Dos Santos’ study, teaming with C-CART scholar Amanda Acevedo and TGC directors, is also examining the experiences of patients accessing primary care at TGC, and perceptions of the facility’s clinical and management staff involved in the provision and implementation of integrated care.

“Understanding patients’ experiences are a great source of opportunities for service improvement,” Dos Santos said. “We expect to learn the barriers they face to attending appointments and ways to improve service utilization. And from providers, I hope to identify factors that facilitate the implementation of primary care for those patients, and detect challenges for implementation.”

Dos Santos is also working on another project through the NAU Southwest Health Equity Research Collaborative, Ending the HIV Epidemic in Rural Oklahoma (e-HERO): An HIV-STI Intervention for Sexual Minority Men and American Indian Men.

Dos Santos said they have already learned much in their doctoral program from their doctoral advisor, Amanda Pollitt, assistant professor at the Center for Health Equity Research (CHER), and from all their C-CART professors, including Regents’ Professor Julie Baldwin, director of CHER; Chesleigh Keene, assistant professor in the NAU Department of Educational Psychology; cohort member Acevedo; and Carolyn Camplain, senior research coordinator on C-CART the e-HERO project.

“The work that Jeffersson is doing is exciting, with enormous potential to improve the lives of marginalized people,” Pollitt said. “I’m looking forward to working with them as their advisor!”
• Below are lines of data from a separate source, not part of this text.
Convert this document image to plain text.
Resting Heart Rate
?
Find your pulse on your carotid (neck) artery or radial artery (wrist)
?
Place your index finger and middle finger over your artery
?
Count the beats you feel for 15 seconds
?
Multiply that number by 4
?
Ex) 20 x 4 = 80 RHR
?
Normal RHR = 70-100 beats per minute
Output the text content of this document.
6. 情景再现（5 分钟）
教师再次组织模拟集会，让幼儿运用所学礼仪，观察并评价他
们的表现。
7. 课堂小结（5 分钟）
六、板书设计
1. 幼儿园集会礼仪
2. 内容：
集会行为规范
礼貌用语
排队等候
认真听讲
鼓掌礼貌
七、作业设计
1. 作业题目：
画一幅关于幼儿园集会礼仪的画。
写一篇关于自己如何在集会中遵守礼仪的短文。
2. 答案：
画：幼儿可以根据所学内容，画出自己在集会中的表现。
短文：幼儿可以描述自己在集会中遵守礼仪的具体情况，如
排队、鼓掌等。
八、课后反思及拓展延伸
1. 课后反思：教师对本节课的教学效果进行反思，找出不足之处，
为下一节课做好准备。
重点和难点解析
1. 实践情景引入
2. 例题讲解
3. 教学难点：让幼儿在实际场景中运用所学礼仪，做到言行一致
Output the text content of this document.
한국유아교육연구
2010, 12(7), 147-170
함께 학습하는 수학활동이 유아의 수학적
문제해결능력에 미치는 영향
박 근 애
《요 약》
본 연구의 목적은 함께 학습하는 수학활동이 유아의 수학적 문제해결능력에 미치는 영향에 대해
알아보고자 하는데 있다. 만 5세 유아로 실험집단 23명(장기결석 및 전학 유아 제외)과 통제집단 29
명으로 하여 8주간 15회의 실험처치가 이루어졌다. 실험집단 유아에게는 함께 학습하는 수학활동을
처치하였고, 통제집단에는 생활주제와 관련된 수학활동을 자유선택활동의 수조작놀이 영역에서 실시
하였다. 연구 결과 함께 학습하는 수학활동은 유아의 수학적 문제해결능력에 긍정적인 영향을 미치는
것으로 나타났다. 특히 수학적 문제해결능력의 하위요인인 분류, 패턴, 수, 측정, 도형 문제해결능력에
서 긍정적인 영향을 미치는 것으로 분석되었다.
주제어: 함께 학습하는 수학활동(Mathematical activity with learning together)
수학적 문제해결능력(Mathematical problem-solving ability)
Once their doctoral program is complete, Dos Santos hopes to continue their collaborative work to improve healthcare for people who face great challenges.

“My goal is to become a professor in the United States and coordinate an international partnership between the university I’m working at and the Universidade Federal de Sergipe, so that students and faculty can share knowledge, ideas, and inspire each other,” Dos Santos said.


This research was supported in part by an NIMHD center grant to the Southwest Health Equity Research Collaborative at Northern Arizona University (U54MD012388).